New Orleans officials said Wednesday they are determined to keep vulnerable residents safe during the 2023 hurricane season, even as they acknowledged that some independent living facilities aren't yet in compliance with new rules aimed at preventing the misery that followed Hurricane Ida.

The disaster-planning requirements were adopted in 2021 after at least seven people died after Ida while stranded in privately owned apartment complexes for the elderly and disabled. Those deaths were tied to the citywide blackout that followed the hurricane and left many without power for a week or longer.

The city identified 67 facilities that must obtain a new type of operating license by submitting evacuation plans, resident rosters and a point of contact, among other requirements. The facilities cater to seniors and those with disabilities who generally live independently but may use oxygen tanks or need other accommodations during an emergency.

During a news conference Wednesday to discuss hurricane preparedness, the city's health director, Dr. Jennifer Avegno, said only 44 of the identified facilities are fully compliant. Another 11 have submitted plans for review, while a dozen have not applied for the new license, Avegno said. Applications, including annual renewals, are due June 1, and Avegno warned that non-compliant facilities are subject to code violations.

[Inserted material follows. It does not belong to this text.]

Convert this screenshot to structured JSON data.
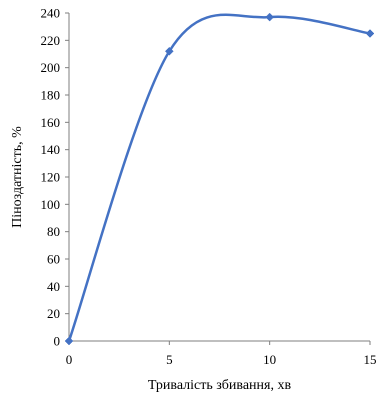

The new rules are intended to improve coordination with city officials but are not designed to substitute for residents’ personal plans, Avegno said.

“You should understand what your building has presented to us. You should have that conversation with them. But it's really important to make your own plans and be prepared individually to decide whether you're going to stay or evacuate,” Avegno said. 

'It only takes one storm'

Avegno was one of several City Hall officials who spoke during the annual briefing ahead of the hurricane season, which officially begins June 1. Forecasters anticipate a “near-normal” hurricane season, but Mayor LaToya Cantrell cautioned that “it only takes one storm to make it an active season.”

“A key lesson learned from Hurricane Katrina is that risk is inherent and cannot be eliminated,” Cantrell said, while offering assurances the city is “definitely prepared.” 

Hurricane planning has evolved in recent years, with more rapidly intensifying hurricanes leaving little time to call mandatory evacuations across large parts of the New Orleans metro area. Mandatory evacuations typically require 72 hours to orchestrate one-way traffic flow on major highways out of the city, a process known as contraflow, along with public available transportation and other operations.

That time window, however, is increasingly unavailable because of how quickly storms are moving across the Gulf of Mexico or intensifying into powerful storms before landfall. 

Officials have begun to focus on ensuring the availability of cooling centers, transportation and medical shelter during electrical failures after storms pass. In New Orleans, that means opening 12 generator-powered recreation centers with food, water and air conditioning, and possibly making the Ernest N. Morial Convention Center available for people with acute medical needs. 

If needed, plans call for the state to provide bus transportation out of the city, departing from the Smoothie King Center. Regional Transportation Authority buses would be available to take residents to the Smoothie King Center. 

The mayor might still call for a mandatory evacuation in advance of a major hurricane if forecasts leave enough time, officials said. The city has also devised plans for limited evacuations with 48 hours before landfall, primarily for those most in need, according to Collin Arnold, the city’s emergency planning director. 

“That would be the minimum time that we would have to put something together that could realistically make an impact, particularly on those vulnerable populations,” Arnold said. 

Hard lessons

The need for post-storm planning was a hard lesson of Ida, which quickly blew up from a Category 1 to a Category 4 storm within the 24 hours leading up to landfall. Evacuations of the sweltering senior living facilities did not start until four days after the storm passed. 

The citywide blackout resulted from the failure of all eight of Entergy’s transmission lines into the city. They included an electricity tower in Avondale that collapsed into the Mississippi River.

Entergy officials said Wednesday the tower has been rebuilt to withstand 150 mph winds.

Other city infrastructure held up reasonably well during Ida, which made landfall at Port Fourchon and devastated coastal communities and areas west of New Orleans.

Sewerage and Water Board pumps kept stormwater off the streets, thanks in part to the last-minute return of a major power generator that had been out of service for months leading up to the storm. 

That generator, known as Turbine 4, is again on the fritz, leaving an uncomfortably thin margin of error for having enough power to run the drainage system at full capacity. Officials had hoped Turbine 4 would be back in time for the start of hurricane season, but S&WB Executive Director Ghassan Korban said Wednesday that it will be out for another month or so.

The $15 billion flood-protection system built around New Orleans after Hurricane Katrina also held up well during Ida, though officials later said Ida’s storm surge would have overtopped the West Bank portions if the storm had tracked just 15 miles east. 

Officials cautioned that the system of levees, walls and pumps was designed to reduce risk, not to provide failsafe protection. 

“There is going to be a hurricane someday that will overtop that system,” said Heath Jones, local emergency manager for the U.S. Army Corps of Engineers.